A sensitizer comprising a squarylium compound comprising a squarylium compound ion represented by the following general formulas (A) to (D) and a hydrogen ion or a transition metal ion.

(In formula (A), R _{1 to} R ₆ are the same or different hydrogen, halogen atom, optionally substituted alkyl group, halogenated alkyl group, cyanoalkyl group, alkoxy group, phenylalkyl. And R ₂ and R ₃ , R ₃ and R ₄ , R ₅ and R ₆ , and R ₆ and R ₁ may be linked to form a hydrocarbon ring.

(In Formula (B), R ₇ is hydrogen or an alkyl group that may have a substituent, and R _{8 to} R ₁₁ have the same or different hydrogen, halogen atom, and substituent. Represents an alkyl group, a halogenated alkyl group, a cyanoalkyl group, an alkoxy group, a phenylalkyl group, an alkylsulfonic acid group, and R ₈ and R ₉ , R ₁₀ and R ₁₁ are linked to form a hydrocarbon ring. May be.)

(In the formula (C), R _{12 to} R ₁₄ are the same or different hydrogen, halogen atom, optionally substituted alkyl group, halogenated alkyl group, cyanoalkyl group, alkoxy group, phenylalkyl. Group represents an alkylsulfonic acid group.)

(In the formula (D), R _{15 to} R ₁₉ are the same or different hydrogen, halogen atom, optionally substituted alkyl group, halogenated alkyl group, cyanoalkyl group, alkoxy group, phenylalkyl. Group, an alkylsulfonic acid group, X is O, S, N—R ₂₀ , C—R ₂₁ R ₂₂ (R _{20 to} R ₂₂ may be the same or different and each has a hydrogen atom, a halogen atom, or a substituent.

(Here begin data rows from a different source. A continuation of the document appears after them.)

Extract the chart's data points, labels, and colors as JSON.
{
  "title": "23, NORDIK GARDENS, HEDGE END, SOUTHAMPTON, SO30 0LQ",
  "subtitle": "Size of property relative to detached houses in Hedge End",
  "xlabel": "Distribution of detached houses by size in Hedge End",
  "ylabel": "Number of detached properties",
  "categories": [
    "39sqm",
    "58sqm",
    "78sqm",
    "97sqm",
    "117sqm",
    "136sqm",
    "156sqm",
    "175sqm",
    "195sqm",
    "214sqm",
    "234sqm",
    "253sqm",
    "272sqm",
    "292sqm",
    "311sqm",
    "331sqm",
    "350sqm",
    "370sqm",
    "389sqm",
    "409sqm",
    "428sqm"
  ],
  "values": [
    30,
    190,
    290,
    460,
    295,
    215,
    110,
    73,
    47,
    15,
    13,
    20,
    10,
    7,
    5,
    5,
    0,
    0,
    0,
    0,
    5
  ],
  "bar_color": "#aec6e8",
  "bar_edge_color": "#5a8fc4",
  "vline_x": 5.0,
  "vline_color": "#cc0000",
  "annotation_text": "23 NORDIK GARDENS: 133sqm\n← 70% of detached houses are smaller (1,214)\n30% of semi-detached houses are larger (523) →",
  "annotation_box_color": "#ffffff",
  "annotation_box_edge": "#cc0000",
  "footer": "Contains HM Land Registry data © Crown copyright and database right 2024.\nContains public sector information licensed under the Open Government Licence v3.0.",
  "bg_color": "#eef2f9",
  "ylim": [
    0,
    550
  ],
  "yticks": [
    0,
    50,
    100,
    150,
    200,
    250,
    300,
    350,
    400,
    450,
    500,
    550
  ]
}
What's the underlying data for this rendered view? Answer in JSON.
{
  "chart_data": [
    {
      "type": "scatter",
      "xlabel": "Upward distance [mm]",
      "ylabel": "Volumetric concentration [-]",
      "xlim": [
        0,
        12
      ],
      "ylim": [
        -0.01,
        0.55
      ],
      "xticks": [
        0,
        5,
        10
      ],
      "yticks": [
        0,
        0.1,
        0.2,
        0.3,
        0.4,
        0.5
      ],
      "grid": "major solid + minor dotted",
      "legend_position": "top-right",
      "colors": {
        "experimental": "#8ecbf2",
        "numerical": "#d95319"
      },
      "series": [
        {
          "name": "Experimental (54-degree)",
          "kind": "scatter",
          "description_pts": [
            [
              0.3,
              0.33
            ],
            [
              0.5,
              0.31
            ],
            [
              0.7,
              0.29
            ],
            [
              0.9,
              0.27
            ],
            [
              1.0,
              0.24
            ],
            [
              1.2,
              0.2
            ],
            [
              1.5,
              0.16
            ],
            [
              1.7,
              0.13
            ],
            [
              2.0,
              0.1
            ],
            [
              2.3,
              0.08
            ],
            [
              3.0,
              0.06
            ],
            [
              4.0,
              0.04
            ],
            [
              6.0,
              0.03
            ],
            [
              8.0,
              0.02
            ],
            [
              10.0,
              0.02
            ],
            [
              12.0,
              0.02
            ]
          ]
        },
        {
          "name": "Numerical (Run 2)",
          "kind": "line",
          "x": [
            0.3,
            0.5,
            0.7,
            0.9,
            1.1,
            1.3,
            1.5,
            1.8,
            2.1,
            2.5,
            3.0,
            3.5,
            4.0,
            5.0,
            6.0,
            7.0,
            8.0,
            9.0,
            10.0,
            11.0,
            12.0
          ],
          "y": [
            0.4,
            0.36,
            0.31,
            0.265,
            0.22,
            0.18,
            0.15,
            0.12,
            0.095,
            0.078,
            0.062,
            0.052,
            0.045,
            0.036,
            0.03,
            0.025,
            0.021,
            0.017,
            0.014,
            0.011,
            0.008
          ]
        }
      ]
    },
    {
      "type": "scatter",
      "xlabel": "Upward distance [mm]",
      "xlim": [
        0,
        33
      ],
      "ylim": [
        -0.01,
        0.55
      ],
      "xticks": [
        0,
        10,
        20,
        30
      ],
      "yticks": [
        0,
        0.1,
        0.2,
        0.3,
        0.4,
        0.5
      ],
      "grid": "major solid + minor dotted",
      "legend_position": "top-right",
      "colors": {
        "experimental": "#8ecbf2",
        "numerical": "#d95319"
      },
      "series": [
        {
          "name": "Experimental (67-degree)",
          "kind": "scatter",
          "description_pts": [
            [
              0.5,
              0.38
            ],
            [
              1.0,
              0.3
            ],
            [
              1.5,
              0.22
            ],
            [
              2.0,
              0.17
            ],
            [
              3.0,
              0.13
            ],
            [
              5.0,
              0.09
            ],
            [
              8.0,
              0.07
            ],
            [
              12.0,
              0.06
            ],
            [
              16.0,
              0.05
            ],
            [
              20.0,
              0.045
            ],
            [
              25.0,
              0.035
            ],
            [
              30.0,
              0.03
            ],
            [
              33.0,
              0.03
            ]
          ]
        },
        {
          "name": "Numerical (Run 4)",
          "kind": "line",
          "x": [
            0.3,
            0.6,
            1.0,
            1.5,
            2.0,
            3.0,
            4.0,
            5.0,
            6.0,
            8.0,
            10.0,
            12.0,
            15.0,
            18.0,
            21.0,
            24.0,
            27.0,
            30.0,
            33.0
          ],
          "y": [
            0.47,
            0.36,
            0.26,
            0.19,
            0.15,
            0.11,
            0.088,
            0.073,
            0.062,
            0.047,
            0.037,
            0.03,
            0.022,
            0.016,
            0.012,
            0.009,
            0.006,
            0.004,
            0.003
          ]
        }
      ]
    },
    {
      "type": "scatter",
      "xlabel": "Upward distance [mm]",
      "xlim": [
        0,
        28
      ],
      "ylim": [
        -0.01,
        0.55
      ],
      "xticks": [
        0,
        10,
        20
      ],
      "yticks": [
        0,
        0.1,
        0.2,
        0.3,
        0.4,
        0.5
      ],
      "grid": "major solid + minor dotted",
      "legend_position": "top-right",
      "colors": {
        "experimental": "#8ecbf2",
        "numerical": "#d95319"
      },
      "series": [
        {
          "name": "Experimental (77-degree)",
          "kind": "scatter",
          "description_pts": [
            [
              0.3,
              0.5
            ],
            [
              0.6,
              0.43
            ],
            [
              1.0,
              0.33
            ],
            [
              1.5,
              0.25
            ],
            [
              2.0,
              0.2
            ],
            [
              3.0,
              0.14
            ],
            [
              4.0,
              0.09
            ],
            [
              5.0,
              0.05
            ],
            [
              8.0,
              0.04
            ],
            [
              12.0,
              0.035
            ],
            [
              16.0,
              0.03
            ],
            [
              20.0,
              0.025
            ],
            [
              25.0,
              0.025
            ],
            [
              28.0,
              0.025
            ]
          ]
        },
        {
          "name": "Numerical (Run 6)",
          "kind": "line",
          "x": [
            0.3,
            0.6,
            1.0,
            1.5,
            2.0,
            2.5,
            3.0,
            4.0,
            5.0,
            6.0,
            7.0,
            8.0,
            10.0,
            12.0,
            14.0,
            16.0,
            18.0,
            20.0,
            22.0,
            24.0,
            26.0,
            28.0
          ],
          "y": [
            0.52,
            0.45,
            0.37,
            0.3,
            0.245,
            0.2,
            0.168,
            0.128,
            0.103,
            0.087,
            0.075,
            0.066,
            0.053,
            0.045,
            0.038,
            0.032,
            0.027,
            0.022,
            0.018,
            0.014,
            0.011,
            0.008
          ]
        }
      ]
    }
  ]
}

An alkyl group, a halogenated alkyl group, a cyanoalkyl group, an alkoxy group, a phenylalkyl group, or an alkylsulfonic acid group.   The sensitizer according to claim 1, which has a maximum spectral sensitivity peak at 350 nm to 450 nm.   A photosensitive composition for a blue-violet semiconductor laser, comprising the sensitizer according to claim 1.   4. The photosensitive composition for blue-violet semiconductor laser according to claim 3, comprising an ethylenically unsaturated compound.   5. The photosensitive composition for blue-violet semiconductor laser according to claim 3, comprising a photopolymerization initiator.   An image forming material comprising a layer of the photosensitive composition for a blue-violet semiconductor laser according to any one of claims 3 to 5 formed on a temporary support film.   An image forming material, wherein the image forming material according to claim 6 is laminated on the substrate to be processed on the photosensitive composition layer side.